Increasing Use of
Intermittent Auscultation for
Low-Risk Laboring Women
Cathy Emeis, PhD, CNM
Assistant Professor & Assistant Program Director for
Nurse Midwifery, Oregon Health & Science University
School of Nursing, Portland Campus
What did you set out to change or improve?
To reduce the number of low-risk laboring women using the electronic fetal monitor (EFM) continuously during labor. To increase use of intermittent auscultation (IA) based on a new clinical guideline.
How did you change it?
We developed a clinical guideline for our hospital unit using the guidance from the ACNM Clinical Bulletin on Intermittent Auscultation for Intrapartum Fetal Heart Rate Surveillance.
Who was involved in making the change and what was each personís role?
One CNM took the lead on this project . She became enthusiastic about making this happen after attending a University of California at San Francisco Antepartum and Intrapartum Management conference. She and two nurses from the labor unit performed the groundwork on searching for evidence and then initiating the creation of an IA algorithm. This was presented to a multidisciplinary committee for approval by the midwifery practice manager.
How did you determine if the change worked?

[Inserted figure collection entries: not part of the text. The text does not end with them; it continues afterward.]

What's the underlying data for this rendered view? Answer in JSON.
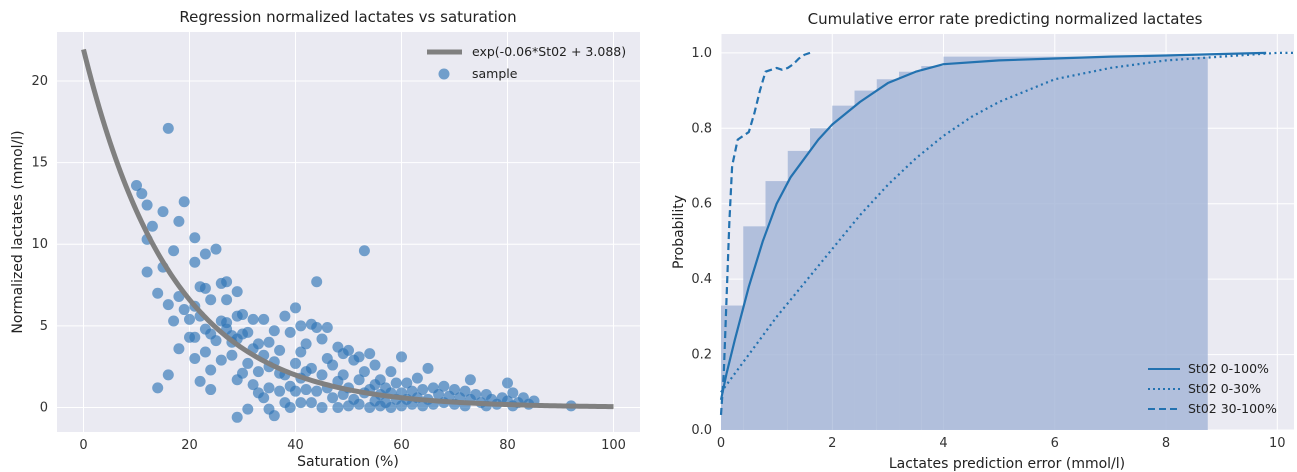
{
  "chart_data": [
    {
      "type": "scatter",
      "title": "Regression normalized lactates vs saturation",
      "xlabel": "Saturation (%)",
      "ylabel": "Normalized lactates (mmol/l)",
      "xlim": [
        -5,
        105
      ],
      "ylim": [
        -1.5,
        23
      ],
      "xticks": [
        0,
        20,
        40,
        60,
        80,
        100
      ],
      "yticks": [
        0,
        5,
        10,
        15,
        20
      ],
      "grid": true,
      "legend_position": "top-right",
      "colors": {
        "fit": "#808080",
        "sample": "#2f75b5",
        "background": "#eaeaf2"
      },
      "series": [
        {
          "name": "exp(-0.06*St02 + 3.088)",
          "kind": "curve",
          "formula": {
            "a": -0.06,
            "b": 3.088,
            "x_range": [
              0,
              100
            ]
          }
        },
        {
          "name": "sample",
          "kind": "points",
          "points": [
            [
              10,
              13.6
            ],
            [
              11,
              13.1
            ],
            [
              12,
              12.4
            ],
            [
              12,
              10.3
            ],
            [
              12,
              8.3
            ],
            [
              13,
              11.1
            ],
            [
              14,
              7.0
            ],
            [
              14,
              1.2
            ],
            [
              15,
              12.0
            ],
            [
              15,
              8.6
            ],
            [
              16,
              17.1
            ],
            [
              16,
              6.3
            ],
            [
              16,
              2.0
            ],
            [
              17,
              9.6
            ],
            [
              17,
              5.3
            ],
            [
              18,
              11.4
            ],
            [
              18,
              6.8
            ],
            [
              18,
              3.6
            ],
            [
              19,
              12.6
            ],
            [
              19,
              6.0
            ],
            [
              20,
              5.4
            ],
            [
              20,
              4.3
            ],
            [
              21,
              10.4
            ],
            [
              21,
              8.9
            ],
            [
              21,
              6.2
            ],
            [
              21,
              4.3
            ],
            [
              21,
              3.0
            ],
            [
              22,
              7.4
            ],
            [
              22,
              5.6
            ],
            [
              22,
              1.6
            ],
            [
              23,
              9.4
            ],
            [
              23,
              7.3
            ],
            [
              23,
              4.8
            ],
            [
              23,
              3.4
            ],
            [
              24,
              6.6
            ],
            [
              24,
              4.5
            ],
            [
              24,
              2.3
            ],
            [
              24,
              1.1
            ],
            [
              25,
              9.7
            ],
            [
              25,
              4.1
            ],
            [
              26,
              7.6
            ],
            [
              26,
              5.3
            ],
            [
              26,
              2.9
            ],
            [
              27,
              7.7
            ],
            [
              27,
              6.6
            ],
            [
              27,
              5.2
            ],
            [
              27,
              4.8
            ],
            [
              28,
              4.4
            ],
            [
              28,
              4.0
            ],
            [
              28,
              3.2
            ],
            [
              29,
              7.1
            ],
            [
              29,
              5.6
            ],
            [
              29,
              4.2
            ],
            [
              29,
              1.7
            ],
            [
              29,
              -0.6
            ],
            [
              30,
              5.7
            ],
            [
              30,
              4.5
            ],
            [
              30,
              2.1
            ],
            [
              31,
              4.6
            ],
            [
              31,
              2.7
            ],
            [
              31,
              -0.1
            ],
            [
              32,
              5.4
            ],
            [
              32,
              3.6
            ],
            [
              32,
              1.4
            ],
            [
              33,
              3.9
            ],
            [
              33,
              2.2
            ],
            [
              33,
              0.9
            ],
            [
              34,
              5.4
            ],
            [
              34,
              3.2
            ],
            [
              34,
              0.6
            ],
            [
              35,
              4.0
            ],
            [
              35,
              2.5
            ],
            [
              35,
              1.2
            ],
            [
              35,
              -0.1
            ],
            [
              36,
              4.7
            ],
            [
              36,
              2.8
            ],
            [
              36,
              -0.5
            ],
            [
              37,
              2.1
            ],
            [
              37,
              1.0
            ],
            [
              37,
              3.5
            ],
            [
              38,
              5.6
            ],
            [
              38,
              0.3
            ],
            [
              38,
              2.0
            ],
            [
              39,
              4.6
            ],
            [
              39,
              1.3
            ],
            [
              39,
              0.0
            ],
            [
              40,
              6.1
            ],
            [
              40,
              2.7
            ],
            [
              40,
              1.0
            ],
            [
              41,
              5.0
            ],
            [
              41,
              3.4
            ],
            [
              41,
              1.8
            ],
            [
              41,
              0.3
            ],
            [
              42,
              2.2
            ],
            [
              42,
              1.1
            ],
            [
              42,
              3.9
            ],
            [
              43,
              5.1
            ],
            [
              43,
              2.4
            ],
            [
              43,
              0.3
            ],
            [
              44,
              4.9
            ],
            [
              44,
              1.0
            ],
            [
              44,
              7.7
            ],
            [
              45,
              4.2
            ],
            [
              45,
              2.0
            ],
            [
              45,
              0.0
            ],
            [
              46,
              4.9
            ],
            [
              46,
              3.0
            ],
            [
              46,
              1.2
            ],
            [
              47,
              2.6
            ],
            [
              47,
              0.6
            ],
            [
              48,
              3.7
            ],
            [
              48,
              1.6
            ],
            [
              48,
              0.0
            ],
            [
              49,
              2.0
            ],
            [
              49,
              3.3
            ],
            [
              49,
              0.8
            ],
            [
              50,
              3.5
            ],
            [
              50,
              1.2
            ],
            [
              50,
              0.1
            ],
            [
              51,
              2.9
            ],
            [
              51,
              0.5
            ],
            [
              52,
              3.1
            ],
            [
              52,
              1.7
            ],
            [
              52,
              0.2
            ],
            [
              53,
              9.6
            ],
            [
              53,
              2.2
            ],
            [
              53,
              0.9
            ],
            [
              54,
              3.3
            ],
            [
              54,
              1.1
            ],
            [
              54,
              0.0
            ],
            [
              55,
              2.6
            ],
            [
              55,
              1.4
            ],
            [
              55,
              0.4
            ],
            [
              56,
              1.7
            ],
            [
              56,
              0.8
            ],
            [
              56,
              0.1
            ],
            [
              57,
              1.2
            ],
            [
              57,
              0.3
            ],
            [
              58,
              2.2
            ],
            [
              58,
              0.9
            ],
            [
              58,
              0.0
            ],
            [
              59,
              1.5
            ],
            [
              59,
              0.5
            ],
            [
              60,
              3.1
            ],
            [
              60,
              0.9
            ],
            [
              60,
              0.1
            ],
            [
              61,
              1.5
            ],
            [
              61,
              0.5
            ],
            [
              62,
              1.0
            ],
            [
              62,
              0.2
            ],
            [
              63,
              1.8
            ],
            [
              63,
              0.6
            ],
            [
              64,
              1.1
            ],
            [
              64,
              0.1
            ],
            [
              65,
              2.4
            ],
            [
              65,
              0.5
            ],
            [
              66,
              1.2
            ],
            [
              66,
              0.2
            ],
            [
              67,
              0.8
            ],
            [
              68,
              1.3
            ],
            [
              68,
              0.3
            ],
            [
              69,
              0.7
            ],
            [
              70,
              1.1
            ],
            [
              70,
              0.2
            ],
            [
              71,
              0.6
            ],
            [
              72,
              1.0
            ],
            [
              72,
              0.1
            ],
            [
              73,
              1.7
            ],
            [
              73,
              0.5
            ],
            [
              74,
              0.8
            ],
            [
              75,
              0.3
            ],
            [
              76,
              0.8
            ],
            [
              76,
              0.1
            ],
            [
              77,
              0.5
            ],
            [
              78,
              0.2
            ],
            [
              79,
              0.6
            ],
            [
              80,
              1.5
            ],
            [
              80,
              0.4
            ],
            [
              81,
              0.9
            ],
            [
              81,
              0.1
            ],
            [
              82,
              0.3
            ],
            [
              83,
              0.6
            ],
            [
              84,
              0.2
            ],
            [
              85,
              0.4
            ],
            [
              92,
              0.1
            ]
          ]
        }
      ]
    },
    {
      "type": "line",
      "title": "Cumulative error rate predicting normalized lactates",
      "xlabel": "Lactates prediction error (mmol/l)",
      "ylabel": "Probability",
      "xlim": [
        0,
        10.3
      ],
      "ylim": [
        0,
        1.05
      ],
      "xticks": [
        0,
        2,
        4,
        6,
        8,
        10
      ],
      "yticks": [
        0.0,
        0.2,
        0.4,
        0.6,
        0.8,
        1.0
      ],
      "grid": true,
      "legend_position": "bottom-right",
      "colors": {
        "line": "#2372b0",
        "hist": "#a7b7d8",
        "background": "#eaeaf2"
      },
      "histogram": {
        "bin_edges": [
          0,
          0.4,
          0.8,
          1.2,
          1.6,
          2.0,
          2.4,
          2.8,
          3.2,
          3.6,
          4.0,
          8.75
        ],
        "values": [
          0.33,
          0.54,
          0.66,
          0.74,
          0.8,
          0.86,
          0.9,
          0.93,
          0.95,
          0.965,
          0.99
        ]
      },
      "series": [
        {
          "name": "St02 0-100%",
          "style": "solid",
          "x": [
            0,
            0.1,
            0.25,
            0.5,
            0.75,
            1.0,
            1.25,
            1.5,
            1.75,
            2.0,
            2.5,
            3.0,
            3.5,
            4.0,
            5.0,
            6.0,
            7.0,
            8.0,
            9.0,
            9.8
          ],
          "y": [
            0.08,
            0.15,
            0.24,
            0.38,
            0.5,
            0.6,
            0.67,
            0.72,
            0.77,
            0.81,
            0.87,
            0.92,
            0.95,
            0.97,
            0.98,
            0.985,
            0.99,
            0.993,
            0.997,
            1.0
          ]
        },
        {
          "name": "St02 0-30%",
          "style": "dotted",
          "x": [
            0,
            0.2,
            0.5,
            1.0,
            1.5,
            2.0,
            2.5,
            3.0,
            3.5,
            4.0,
            4.5,
            5.0,
            6.0,
            7.0,
            8.0,
            9.0,
            10.0,
            10.3
          ],
          "y": [
            0.1,
            0.14,
            0.2,
            0.3,
            0.39,
            0.48,
            0.57,
            0.65,
            0.72,
            0.78,
            0.83,
            0.87,
            0.93,
            0.96,
            0.98,
            0.99,
            1.0,
            1.0
          ]
        },
        {
          "name": "St02 30-100%",
          "style": "dashed",
          "x": [
            0,
            0.05,
            0.1,
            0.15,
            0.2,
            0.3,
            0.4,
            0.5,
            0.6,
            0.7,
            0.8,
            0.9,
            1.0,
            1.1,
            1.2,
            1.3,
            1.4,
            1.5,
            1.6
          ],
          "y": [
            0.04,
            0.15,
            0.35,
            0.55,
            0.7,
            0.77,
            0.78,
            0.79,
            0.84,
            0.9,
            0.95,
            0.955,
            0.96,
            0.955,
            0.96,
            0.97,
            0.985,
            0.995,
            1.0
          ]
        }
      ]
    }
  ]
}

Success would be defined as
fewer women dependent on the EFM for their fetal surveillance during labor;
no increase in poor neonatal outcome (poor neonatal outcome is reviewed routinely during faculty midwifery peer review process, and at department of OB/GYN quality executive committee (sometimes as weekly morbidity and mortality conferences)
increasing competency (CNM, RN, SNM) and comfort with performing IA
What was the biggest barrier to making the change?
Coming to agreement on the guidelines with the Professional Practice Leader for Women and Children Services (a CNS) regarding specific parameters in the algorithm
How did you overcome that barrier?
We formed an interdisciplinary sub-committee to come to agreement on the algorithm.
If you have data or other evidence that your change was successful, please provide that data.
We anticipate the number of women who have continuous EFM has reduced. We will be analyzing this number for 2012 in the near future.
If you had one piece of advice for someone who wanted to make a similar change in their setting, what would you advise?
Find a nurse leader in a position of authority to aid in co-development of such a guideline. This type of practice change is heavily dependent on nursing buy-in for success. We had buy-in from the nurse educators and nursing staff, but the nursing practice leader was most comfortable with continuous EFM.